Volume 6, Issue 28; 03 Jun 2003

Caching effects?

Being a new blogger, I'm still fascinated by access patterns in the server logs. I have a little window up on one of my desktops where a (slightly filtered) tail of the log drifts by throughout the day.

My filter highlights errors, so I tend to notice them even when I'm letting the rest of the log flow by uninspected. Most often these errors are obvious typos or artifacts of some sloppy forwarding on my part, sometimes they're evidence that I've bungled, but I've seen several that I can't explain. One such example is:

nnn.nnn.nnn.nnn - - [03/Jun/2003:11:14:41 -0400]
"GET /graphics/rssicon.jpg HTTP/1.1" 404 300
"http://norman.walsh.name/2003/05/19/learning"
"Opera/7.10 (Windows 98; U)  [en]"

I understand this entry to say that the machine with the IP address “nnn.nnn.nnn.nnn” attempted to GET /graphics/rssicon.jpg referred to from http://norman.walsh.name/2003/05/19/learning and that attempt generated a 404 error. All well and good, except that there isn't any reference to /graphics/rssicon.jpg in “learning” (or any of the other referrers that turn up in the logs).
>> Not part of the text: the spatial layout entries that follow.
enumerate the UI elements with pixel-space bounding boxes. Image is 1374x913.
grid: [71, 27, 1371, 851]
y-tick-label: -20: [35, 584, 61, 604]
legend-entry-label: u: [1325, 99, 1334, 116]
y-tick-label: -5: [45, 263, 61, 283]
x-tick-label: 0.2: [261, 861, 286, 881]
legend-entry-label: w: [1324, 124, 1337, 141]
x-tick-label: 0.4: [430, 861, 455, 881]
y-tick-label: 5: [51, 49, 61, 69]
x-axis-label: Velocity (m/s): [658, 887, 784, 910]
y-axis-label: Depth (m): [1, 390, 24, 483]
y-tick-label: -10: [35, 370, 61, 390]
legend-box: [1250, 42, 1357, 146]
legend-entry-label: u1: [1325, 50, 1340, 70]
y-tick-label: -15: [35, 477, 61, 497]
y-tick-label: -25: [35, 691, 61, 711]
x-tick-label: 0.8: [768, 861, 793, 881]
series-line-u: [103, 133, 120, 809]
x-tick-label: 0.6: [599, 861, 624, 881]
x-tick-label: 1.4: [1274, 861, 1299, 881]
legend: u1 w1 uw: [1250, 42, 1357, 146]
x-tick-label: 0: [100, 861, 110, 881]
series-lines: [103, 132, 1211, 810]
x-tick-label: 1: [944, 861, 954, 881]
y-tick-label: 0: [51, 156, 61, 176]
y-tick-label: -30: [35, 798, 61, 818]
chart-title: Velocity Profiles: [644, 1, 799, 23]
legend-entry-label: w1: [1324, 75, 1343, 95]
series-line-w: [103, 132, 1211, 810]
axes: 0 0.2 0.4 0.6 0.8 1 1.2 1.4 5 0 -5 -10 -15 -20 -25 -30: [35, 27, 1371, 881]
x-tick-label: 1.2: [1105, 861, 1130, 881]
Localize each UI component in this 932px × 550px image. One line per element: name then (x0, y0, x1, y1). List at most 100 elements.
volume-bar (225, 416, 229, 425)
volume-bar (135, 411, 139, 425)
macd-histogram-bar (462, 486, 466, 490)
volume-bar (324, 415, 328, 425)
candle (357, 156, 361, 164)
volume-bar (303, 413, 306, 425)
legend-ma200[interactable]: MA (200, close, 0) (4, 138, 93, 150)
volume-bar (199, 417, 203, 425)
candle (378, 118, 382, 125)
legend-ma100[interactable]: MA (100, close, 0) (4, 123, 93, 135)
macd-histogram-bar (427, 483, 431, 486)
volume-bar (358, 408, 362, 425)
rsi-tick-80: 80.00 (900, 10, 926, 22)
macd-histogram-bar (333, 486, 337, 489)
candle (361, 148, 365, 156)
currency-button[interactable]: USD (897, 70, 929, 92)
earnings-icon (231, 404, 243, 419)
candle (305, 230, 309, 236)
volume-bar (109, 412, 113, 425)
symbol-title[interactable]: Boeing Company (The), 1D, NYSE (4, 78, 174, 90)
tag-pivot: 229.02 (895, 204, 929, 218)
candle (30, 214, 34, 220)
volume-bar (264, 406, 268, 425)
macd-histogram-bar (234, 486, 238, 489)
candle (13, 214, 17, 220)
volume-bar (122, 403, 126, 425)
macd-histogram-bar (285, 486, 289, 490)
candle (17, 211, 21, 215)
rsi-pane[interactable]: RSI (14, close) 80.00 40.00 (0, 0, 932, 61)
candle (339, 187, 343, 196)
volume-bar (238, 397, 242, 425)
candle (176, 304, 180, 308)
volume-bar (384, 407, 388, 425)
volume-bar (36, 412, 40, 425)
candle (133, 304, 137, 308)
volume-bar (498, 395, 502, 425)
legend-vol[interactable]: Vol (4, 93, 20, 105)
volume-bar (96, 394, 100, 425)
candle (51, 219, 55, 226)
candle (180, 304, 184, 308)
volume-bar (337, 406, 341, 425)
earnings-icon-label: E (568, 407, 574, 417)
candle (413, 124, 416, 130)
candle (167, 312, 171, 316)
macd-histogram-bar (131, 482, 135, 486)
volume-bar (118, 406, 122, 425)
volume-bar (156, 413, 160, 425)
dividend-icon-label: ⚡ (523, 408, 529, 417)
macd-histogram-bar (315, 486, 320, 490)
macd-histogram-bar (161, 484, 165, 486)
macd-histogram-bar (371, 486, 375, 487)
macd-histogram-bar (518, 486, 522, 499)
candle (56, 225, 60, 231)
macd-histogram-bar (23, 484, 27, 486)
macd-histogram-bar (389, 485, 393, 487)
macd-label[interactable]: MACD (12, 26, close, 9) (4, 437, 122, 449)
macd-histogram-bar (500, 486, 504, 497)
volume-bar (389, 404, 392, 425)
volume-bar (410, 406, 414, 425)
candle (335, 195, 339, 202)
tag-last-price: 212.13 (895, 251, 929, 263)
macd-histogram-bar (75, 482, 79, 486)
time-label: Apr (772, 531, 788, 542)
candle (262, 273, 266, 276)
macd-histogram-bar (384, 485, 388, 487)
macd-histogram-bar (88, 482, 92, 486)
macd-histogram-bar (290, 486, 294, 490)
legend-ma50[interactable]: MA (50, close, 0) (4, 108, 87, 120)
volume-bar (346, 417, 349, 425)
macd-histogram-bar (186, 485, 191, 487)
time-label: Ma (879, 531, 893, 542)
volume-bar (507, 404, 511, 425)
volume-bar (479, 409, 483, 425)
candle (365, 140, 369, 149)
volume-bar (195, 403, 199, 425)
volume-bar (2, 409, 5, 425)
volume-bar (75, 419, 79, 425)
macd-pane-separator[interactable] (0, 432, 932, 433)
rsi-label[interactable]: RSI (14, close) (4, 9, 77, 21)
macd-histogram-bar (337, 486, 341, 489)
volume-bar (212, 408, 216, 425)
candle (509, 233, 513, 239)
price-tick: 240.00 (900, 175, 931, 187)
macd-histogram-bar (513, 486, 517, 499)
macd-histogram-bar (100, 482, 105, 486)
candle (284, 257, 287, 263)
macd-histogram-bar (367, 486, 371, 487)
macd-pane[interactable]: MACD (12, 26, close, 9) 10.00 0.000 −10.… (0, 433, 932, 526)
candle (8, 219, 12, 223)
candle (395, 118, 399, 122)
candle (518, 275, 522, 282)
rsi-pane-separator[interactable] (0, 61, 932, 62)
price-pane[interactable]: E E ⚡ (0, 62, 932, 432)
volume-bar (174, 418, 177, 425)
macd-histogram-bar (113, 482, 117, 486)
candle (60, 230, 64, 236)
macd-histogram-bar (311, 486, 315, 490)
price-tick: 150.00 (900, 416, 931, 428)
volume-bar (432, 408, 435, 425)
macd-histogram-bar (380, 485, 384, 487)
The underlying cause of this problem is that I recently reorganized the web server a bit and moved that graphic. So there was a version of the “learning” URI that contained that reference, but it doesn't exist anymore.

So how does this spurious GET come about? Are there browsers or caching proxies that store only the pages but not the graphics? So the browser attempts to get the base URI, finds a copy in the cache then attempts to get the graphics but doesn't find them in the cache so it goes back to the server? That's my best guess.